Earlier this month I visited Barcelona, Spain’s second largest city, where my sister has been studying abroad. We did all of the major tourist hits: we ate tapas, took a cable car to the top of Montjuïc, drank sangria, strolled through Park Güell, one of Antoni Gaudί’s signature works. We were captured by the beauty of the massive, rainbow stained glass windows of the Sagrada Familia church. I babbled to my family about superblocks, Barcelona’s innovative street design model, intended to decrease car use and air pollution while increasing access to public space.
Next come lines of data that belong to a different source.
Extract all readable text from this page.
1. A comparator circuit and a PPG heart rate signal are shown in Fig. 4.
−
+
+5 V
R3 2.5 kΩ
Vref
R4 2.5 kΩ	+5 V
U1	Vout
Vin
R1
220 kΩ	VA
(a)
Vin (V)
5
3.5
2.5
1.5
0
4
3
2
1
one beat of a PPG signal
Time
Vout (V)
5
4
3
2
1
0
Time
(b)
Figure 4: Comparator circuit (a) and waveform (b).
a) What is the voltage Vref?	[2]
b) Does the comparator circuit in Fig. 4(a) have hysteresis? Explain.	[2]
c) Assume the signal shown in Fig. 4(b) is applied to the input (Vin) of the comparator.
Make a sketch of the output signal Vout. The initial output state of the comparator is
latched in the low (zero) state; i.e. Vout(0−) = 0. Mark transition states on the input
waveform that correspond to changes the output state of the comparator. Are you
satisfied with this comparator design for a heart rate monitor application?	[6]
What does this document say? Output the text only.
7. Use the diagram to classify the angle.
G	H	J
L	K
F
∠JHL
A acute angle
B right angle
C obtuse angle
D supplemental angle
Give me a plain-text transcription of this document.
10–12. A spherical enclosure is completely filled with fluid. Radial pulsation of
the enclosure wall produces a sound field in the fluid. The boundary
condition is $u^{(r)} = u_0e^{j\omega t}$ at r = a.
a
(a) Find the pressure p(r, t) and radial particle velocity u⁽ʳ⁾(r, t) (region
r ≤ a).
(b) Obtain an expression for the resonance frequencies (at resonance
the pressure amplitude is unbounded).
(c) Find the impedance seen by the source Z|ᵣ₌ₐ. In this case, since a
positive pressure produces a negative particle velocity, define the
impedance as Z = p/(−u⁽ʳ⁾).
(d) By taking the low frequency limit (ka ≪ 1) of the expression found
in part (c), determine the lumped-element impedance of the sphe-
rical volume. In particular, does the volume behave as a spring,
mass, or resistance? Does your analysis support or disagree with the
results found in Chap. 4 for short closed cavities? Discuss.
Yet the thing I found most striking about Barcelona was its rapidly growing social and public housing stock. Much like New York, where I live, Barcelona is facing a housing crisis of massive proportions: eviction rates have risen dramatically over the past several years, private speculators have made substantial, harmful investments in the local housing stock, and rental costs have skyrocketed.
But unlike New York, which has primarily used private and public-private sector solutions in an attempt to solve the housing crisis, Barcelona has actually taken substantial steps towards making housing a social good.
In 2016, Barcelona released a 10-year Right to Housing plan that identified four main housing goals the city needed to address. The first goal the city identified was preventing and addressing the housing emergency and residential exclusion, including homelessness. To ensure the housing crisis did not worsen in the city, the government proposed strengthening public grants to help people maintain their homes, implementing eviction mediation programs, strengthening publicly run housing offices, and crafting proactive policies to address the housing needs of the aging. I saw this last proposal in action when I visited a social housing development for the aging in Santa Caterina, located right next to one of the city’s 39 markets.